School of Science and Technology, Hellenic Open University, Patras, Greece.
Sismanogleio General Hospital, IT department, Marousi, Greece.
Stud Health Technol Inform. 2021 May 27;281:43-47. doi: 10.3233/SHTI210117.
Hospital-acquired infections, particularly in ICU, are becoming more frequent in recent years, with the most serious of them being Gram-negative bacterial infections. Among them, Acinetobacter baumannii, Klebsiella pneumoniae, and Pseudomonas aeruginosa are considered the most resistant bacteria encountered in ICU and other wards. Given the fact that about 24 hours are usually required to perform common antibiotic resistance tests after the bacteria identification, the use of machine learning techniques could be an additional decision support tool in selecting empirical antibiotic treatment based on the sample type, bacteria, and patient's basic characteristics. In this article, five machine learning (ML) models were evaluated to predict antimicrobial resistance of Acinetobacter baumannii, Klebsiella pneumoniae, and Pseudomonas aeruginosa. We suggest implementing ML techniques to forecast antibiotic resistance using data from the clinical microbiology laboratory, available in the Laboratory Information System (LIS).

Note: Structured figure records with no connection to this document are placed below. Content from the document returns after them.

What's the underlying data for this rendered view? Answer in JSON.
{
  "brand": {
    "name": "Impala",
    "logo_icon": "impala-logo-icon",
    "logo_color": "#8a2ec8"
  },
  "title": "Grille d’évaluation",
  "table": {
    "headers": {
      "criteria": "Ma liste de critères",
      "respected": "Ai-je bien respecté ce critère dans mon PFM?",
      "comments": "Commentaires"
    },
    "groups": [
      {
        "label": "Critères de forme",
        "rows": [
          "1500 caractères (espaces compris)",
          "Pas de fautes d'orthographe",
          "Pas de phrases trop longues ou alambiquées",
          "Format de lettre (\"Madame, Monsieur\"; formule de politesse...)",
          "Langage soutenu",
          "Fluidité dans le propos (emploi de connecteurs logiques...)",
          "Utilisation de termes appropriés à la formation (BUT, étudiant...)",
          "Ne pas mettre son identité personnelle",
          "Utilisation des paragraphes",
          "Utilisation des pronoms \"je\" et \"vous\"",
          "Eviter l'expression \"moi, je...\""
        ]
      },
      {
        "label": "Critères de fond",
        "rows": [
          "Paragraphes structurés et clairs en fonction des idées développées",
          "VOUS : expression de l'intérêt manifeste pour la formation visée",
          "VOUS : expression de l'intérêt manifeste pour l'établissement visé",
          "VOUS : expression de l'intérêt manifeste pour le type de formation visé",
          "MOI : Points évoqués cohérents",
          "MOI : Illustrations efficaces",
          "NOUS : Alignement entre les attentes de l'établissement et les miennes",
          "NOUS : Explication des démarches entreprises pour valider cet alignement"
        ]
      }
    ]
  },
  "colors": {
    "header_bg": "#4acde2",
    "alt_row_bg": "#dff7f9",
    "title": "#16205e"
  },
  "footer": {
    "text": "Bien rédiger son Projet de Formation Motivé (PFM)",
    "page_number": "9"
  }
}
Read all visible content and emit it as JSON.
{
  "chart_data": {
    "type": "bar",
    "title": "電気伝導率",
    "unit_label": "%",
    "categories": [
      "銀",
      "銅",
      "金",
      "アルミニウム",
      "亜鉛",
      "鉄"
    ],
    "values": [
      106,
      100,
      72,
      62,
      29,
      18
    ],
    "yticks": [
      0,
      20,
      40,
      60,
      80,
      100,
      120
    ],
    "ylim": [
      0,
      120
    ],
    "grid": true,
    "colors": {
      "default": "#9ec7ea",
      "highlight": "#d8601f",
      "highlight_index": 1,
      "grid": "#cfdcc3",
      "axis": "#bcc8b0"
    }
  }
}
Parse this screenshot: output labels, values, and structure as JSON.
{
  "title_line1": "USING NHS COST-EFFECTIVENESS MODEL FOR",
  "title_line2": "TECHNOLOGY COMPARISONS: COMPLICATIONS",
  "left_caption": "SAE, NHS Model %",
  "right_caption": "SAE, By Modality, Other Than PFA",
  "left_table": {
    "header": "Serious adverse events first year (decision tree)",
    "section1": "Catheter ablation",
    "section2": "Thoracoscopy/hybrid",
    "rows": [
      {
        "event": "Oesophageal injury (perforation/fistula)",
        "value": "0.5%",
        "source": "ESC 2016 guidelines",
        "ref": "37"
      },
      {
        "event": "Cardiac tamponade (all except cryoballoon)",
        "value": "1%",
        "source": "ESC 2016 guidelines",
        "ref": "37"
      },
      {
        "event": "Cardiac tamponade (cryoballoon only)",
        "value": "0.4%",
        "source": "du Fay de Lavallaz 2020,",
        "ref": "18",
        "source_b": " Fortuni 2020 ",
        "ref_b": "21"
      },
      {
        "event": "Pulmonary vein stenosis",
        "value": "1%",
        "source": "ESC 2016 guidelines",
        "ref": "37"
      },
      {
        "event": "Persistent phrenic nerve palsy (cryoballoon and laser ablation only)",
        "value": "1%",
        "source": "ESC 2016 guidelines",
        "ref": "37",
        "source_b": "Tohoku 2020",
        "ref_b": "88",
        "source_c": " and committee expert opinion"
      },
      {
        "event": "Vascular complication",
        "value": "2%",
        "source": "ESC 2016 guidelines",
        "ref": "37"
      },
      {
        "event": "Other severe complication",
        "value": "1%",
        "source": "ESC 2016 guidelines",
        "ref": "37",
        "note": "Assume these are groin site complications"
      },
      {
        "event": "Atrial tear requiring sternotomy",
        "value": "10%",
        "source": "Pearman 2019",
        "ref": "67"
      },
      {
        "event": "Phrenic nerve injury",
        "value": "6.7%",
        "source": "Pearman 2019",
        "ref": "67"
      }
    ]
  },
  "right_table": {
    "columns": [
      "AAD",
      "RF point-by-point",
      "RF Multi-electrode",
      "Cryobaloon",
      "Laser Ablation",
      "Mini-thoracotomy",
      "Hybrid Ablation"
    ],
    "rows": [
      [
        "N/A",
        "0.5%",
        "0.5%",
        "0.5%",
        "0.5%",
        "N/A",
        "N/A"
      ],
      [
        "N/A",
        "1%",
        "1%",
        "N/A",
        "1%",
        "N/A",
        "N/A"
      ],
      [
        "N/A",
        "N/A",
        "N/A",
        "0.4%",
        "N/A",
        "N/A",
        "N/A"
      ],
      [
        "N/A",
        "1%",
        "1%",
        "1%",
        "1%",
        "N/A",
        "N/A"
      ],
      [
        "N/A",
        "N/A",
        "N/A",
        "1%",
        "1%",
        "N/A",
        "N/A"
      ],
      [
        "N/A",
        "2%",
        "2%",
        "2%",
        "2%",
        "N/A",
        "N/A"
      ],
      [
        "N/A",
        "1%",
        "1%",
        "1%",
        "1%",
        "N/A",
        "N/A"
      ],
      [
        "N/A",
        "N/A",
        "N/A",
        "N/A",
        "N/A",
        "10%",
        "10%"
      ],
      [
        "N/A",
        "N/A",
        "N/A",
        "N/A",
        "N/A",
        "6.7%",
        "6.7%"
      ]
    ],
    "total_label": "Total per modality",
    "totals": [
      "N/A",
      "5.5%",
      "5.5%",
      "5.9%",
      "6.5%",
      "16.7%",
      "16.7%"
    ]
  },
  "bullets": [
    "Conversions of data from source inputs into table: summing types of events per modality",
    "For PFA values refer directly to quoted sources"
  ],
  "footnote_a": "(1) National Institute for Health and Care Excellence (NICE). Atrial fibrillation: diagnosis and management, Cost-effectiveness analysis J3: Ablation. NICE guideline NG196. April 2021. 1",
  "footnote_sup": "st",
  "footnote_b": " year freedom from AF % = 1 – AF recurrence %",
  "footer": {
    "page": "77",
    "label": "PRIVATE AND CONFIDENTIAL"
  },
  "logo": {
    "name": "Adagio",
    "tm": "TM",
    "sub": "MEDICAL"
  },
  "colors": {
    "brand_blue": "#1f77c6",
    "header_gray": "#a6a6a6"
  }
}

近年来,医院获得性感染,尤其是重症监护病房(ICU)的感染越来越频繁,其中最严重的是革兰氏阴性菌感染。在这些感染中,鲍曼不动杆菌、肺炎克雷伯菌和铜绿假单胞菌被认为是 ICU 和其他病房中最具耐药性的细菌。由于在细菌鉴定后通常需要大约 24 小时才能进行常见的抗生素耐药性测试,因此机器学习技术可以作为一种额外的决策支持工具,根据样本类型、细菌和患者的基本特征,选择经验性抗生素治疗。在本文中,我们评估了五种机器学习(ML)模型,以预测鲍曼不动杆菌、肺炎克雷伯菌和铜绿假单胞菌的抗菌药物耐药性。我们建议使用临床微生物学实验室的数据来实施 ML 技术,这些数据可从实验室信息系统(LIS)中获得。